Le roi, tout joyeux, s’informa si le cardinal était encore au Louvre. On lui dit que Son Éminence attendait, dans le cabinet de travail, les ordres de Sa Majesté.
Le roi se rendit aussitôt près de lui.
—Tenez, duc, lui dit-il, vous aviez raison, et c’est moi qui avais tort; toute l’intrigue est politique, et il n’était aucunement question d’amour dans cette lettre que voici. En échange, il y est fort question de vous.
Le cardinal prit la lettre et la lut avec la plus grande attention; puis, lorsqu’il fut arrivé au bout, il la relut une seconde fois.
—Eh bien, Votre Majesté! dit-il, vous voyez jusqu’où vont mes ennemis: on vous menace de deux guerres, si vous ne me renvoyez pas. A votre place, sire, je céderais à de si puissantes instances, et ce serait de mon côté avec un véritable bonheur que je me retirerais des affaires.
—Que dites-vous là, duc?
—Je dis, sire, que ma santé se perd dans ces luttes excessives et dans ces travaux éternels.
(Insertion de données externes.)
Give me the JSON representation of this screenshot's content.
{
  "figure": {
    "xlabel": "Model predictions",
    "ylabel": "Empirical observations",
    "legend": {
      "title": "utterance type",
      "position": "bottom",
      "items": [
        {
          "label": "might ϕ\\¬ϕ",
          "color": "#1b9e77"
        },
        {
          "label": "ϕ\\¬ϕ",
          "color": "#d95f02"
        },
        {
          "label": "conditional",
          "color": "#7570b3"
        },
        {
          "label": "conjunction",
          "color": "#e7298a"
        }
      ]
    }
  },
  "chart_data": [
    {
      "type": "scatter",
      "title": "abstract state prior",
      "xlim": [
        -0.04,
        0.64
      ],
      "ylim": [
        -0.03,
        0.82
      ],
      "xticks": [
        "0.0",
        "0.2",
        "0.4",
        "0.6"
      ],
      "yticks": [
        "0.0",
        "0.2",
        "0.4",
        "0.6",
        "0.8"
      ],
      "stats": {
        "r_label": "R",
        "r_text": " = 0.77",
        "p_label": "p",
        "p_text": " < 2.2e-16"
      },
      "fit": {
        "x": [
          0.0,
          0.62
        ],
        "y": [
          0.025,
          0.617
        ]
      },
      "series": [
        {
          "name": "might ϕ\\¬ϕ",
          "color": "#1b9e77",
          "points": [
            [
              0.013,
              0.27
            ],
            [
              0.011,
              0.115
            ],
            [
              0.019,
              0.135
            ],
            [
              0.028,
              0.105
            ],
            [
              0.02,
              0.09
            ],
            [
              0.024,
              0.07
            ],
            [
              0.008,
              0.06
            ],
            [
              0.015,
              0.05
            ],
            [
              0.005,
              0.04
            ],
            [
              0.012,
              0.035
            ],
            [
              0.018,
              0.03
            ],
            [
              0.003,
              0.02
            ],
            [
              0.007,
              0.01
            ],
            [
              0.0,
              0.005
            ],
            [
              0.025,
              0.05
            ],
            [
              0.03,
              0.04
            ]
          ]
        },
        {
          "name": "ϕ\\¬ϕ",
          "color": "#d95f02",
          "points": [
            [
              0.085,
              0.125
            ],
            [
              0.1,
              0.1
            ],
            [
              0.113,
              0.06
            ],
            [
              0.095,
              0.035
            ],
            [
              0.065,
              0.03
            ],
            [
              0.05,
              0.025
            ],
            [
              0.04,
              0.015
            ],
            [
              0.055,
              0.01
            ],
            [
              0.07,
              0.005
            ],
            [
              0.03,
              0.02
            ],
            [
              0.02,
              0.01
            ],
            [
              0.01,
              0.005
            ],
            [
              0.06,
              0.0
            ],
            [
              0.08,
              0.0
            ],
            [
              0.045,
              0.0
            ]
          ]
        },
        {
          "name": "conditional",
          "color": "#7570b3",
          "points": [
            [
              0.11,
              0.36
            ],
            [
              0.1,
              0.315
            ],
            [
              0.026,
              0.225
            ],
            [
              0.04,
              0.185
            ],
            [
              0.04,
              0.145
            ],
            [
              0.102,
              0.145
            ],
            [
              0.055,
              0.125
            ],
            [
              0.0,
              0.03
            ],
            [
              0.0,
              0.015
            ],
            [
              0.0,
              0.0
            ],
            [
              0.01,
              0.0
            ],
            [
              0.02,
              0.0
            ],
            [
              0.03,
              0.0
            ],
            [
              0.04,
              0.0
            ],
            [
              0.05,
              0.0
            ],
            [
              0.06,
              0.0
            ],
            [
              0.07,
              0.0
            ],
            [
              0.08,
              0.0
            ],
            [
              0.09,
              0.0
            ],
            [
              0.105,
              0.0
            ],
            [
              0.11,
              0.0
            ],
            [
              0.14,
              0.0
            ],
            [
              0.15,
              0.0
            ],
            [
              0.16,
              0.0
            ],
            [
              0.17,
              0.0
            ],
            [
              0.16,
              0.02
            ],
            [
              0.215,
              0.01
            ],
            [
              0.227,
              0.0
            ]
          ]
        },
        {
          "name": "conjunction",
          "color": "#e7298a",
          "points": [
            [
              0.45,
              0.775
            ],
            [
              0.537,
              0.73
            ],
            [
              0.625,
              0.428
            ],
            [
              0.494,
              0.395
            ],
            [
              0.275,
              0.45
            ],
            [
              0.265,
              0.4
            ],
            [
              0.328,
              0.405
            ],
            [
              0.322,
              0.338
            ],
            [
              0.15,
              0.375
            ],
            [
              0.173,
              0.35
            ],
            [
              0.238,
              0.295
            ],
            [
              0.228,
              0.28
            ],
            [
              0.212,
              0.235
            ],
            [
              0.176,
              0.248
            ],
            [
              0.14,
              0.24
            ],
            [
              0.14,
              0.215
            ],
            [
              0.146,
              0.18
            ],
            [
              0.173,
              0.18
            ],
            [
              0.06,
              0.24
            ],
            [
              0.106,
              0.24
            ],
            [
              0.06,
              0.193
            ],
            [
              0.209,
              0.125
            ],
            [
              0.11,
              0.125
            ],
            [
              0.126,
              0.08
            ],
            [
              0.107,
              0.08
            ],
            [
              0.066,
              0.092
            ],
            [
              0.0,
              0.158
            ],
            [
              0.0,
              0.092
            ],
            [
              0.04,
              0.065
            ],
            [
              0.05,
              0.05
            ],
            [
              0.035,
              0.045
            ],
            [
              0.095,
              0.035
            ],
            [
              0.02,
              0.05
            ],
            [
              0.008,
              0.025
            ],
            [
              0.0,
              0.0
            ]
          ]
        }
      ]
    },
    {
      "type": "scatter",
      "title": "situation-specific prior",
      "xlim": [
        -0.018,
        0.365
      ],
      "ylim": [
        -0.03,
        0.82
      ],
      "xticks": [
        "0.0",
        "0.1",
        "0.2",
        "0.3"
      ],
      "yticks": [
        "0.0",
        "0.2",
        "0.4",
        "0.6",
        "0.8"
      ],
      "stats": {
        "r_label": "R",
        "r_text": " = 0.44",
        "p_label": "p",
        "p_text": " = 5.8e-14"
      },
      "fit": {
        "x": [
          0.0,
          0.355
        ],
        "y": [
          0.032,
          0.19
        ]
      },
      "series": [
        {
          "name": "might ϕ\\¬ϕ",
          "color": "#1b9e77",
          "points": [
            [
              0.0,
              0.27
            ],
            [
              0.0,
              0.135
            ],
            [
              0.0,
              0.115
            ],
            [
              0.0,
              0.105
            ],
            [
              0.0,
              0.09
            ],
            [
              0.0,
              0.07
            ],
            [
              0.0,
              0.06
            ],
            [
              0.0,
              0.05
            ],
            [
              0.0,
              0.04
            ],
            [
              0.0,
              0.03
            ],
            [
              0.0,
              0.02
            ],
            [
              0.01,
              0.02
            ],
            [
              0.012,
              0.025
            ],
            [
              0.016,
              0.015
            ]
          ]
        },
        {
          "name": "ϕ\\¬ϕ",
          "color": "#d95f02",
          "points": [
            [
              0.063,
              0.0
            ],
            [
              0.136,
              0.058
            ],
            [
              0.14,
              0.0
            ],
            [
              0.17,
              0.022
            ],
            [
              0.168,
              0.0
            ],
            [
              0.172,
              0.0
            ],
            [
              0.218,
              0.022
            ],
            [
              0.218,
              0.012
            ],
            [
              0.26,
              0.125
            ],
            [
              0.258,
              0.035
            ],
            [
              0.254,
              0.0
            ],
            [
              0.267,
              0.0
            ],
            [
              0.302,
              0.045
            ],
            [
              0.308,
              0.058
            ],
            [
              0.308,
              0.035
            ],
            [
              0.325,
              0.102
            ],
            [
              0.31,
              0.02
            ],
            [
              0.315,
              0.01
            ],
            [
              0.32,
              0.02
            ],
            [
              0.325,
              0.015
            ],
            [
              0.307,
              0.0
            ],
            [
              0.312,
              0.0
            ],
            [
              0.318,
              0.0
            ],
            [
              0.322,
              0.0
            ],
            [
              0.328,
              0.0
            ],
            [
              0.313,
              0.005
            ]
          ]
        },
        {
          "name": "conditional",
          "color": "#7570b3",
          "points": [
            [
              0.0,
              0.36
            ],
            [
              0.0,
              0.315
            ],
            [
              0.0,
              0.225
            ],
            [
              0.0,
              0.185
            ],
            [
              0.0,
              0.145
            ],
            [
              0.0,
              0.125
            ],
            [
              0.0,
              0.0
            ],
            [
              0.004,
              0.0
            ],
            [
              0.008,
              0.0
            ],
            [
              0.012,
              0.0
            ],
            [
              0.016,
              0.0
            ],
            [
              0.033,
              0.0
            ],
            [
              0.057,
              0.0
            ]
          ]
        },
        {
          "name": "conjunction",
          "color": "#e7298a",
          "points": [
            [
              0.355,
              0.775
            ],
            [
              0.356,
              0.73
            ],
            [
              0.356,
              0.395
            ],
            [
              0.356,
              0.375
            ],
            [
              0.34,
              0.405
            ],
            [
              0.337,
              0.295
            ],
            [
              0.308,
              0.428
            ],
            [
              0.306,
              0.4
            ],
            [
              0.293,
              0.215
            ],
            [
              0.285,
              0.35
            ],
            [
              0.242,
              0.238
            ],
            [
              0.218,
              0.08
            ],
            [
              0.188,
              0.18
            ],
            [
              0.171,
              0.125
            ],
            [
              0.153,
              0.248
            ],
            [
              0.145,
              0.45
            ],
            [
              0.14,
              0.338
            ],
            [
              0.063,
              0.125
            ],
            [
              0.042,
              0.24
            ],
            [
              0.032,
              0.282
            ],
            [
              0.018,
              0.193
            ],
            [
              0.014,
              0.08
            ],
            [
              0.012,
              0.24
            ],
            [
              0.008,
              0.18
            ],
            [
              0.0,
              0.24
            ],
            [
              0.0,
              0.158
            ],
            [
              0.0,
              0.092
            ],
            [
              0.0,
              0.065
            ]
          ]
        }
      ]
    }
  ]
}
Je dis que, selon toute probabilité, je ne pourrai pas soutenir les fatigues du siège de La Rochelle, et que mieux vaut que vous nommiez là, ou M. de Condé, ou M. de Bassompierre, ou enfin quelque vaillant homme dont c’est l’état de mener la guerre, et non pas moi qui suis homme d’église et qu’on détourne sans cesse de ma vocation pour m’appliquer à des choses auxquelles je n’ai aucune aptitude. Vous en serez plus heureux à l’intérieur, sire, et je ne doute pas que vous n’en soyez plus grand à l’étranger.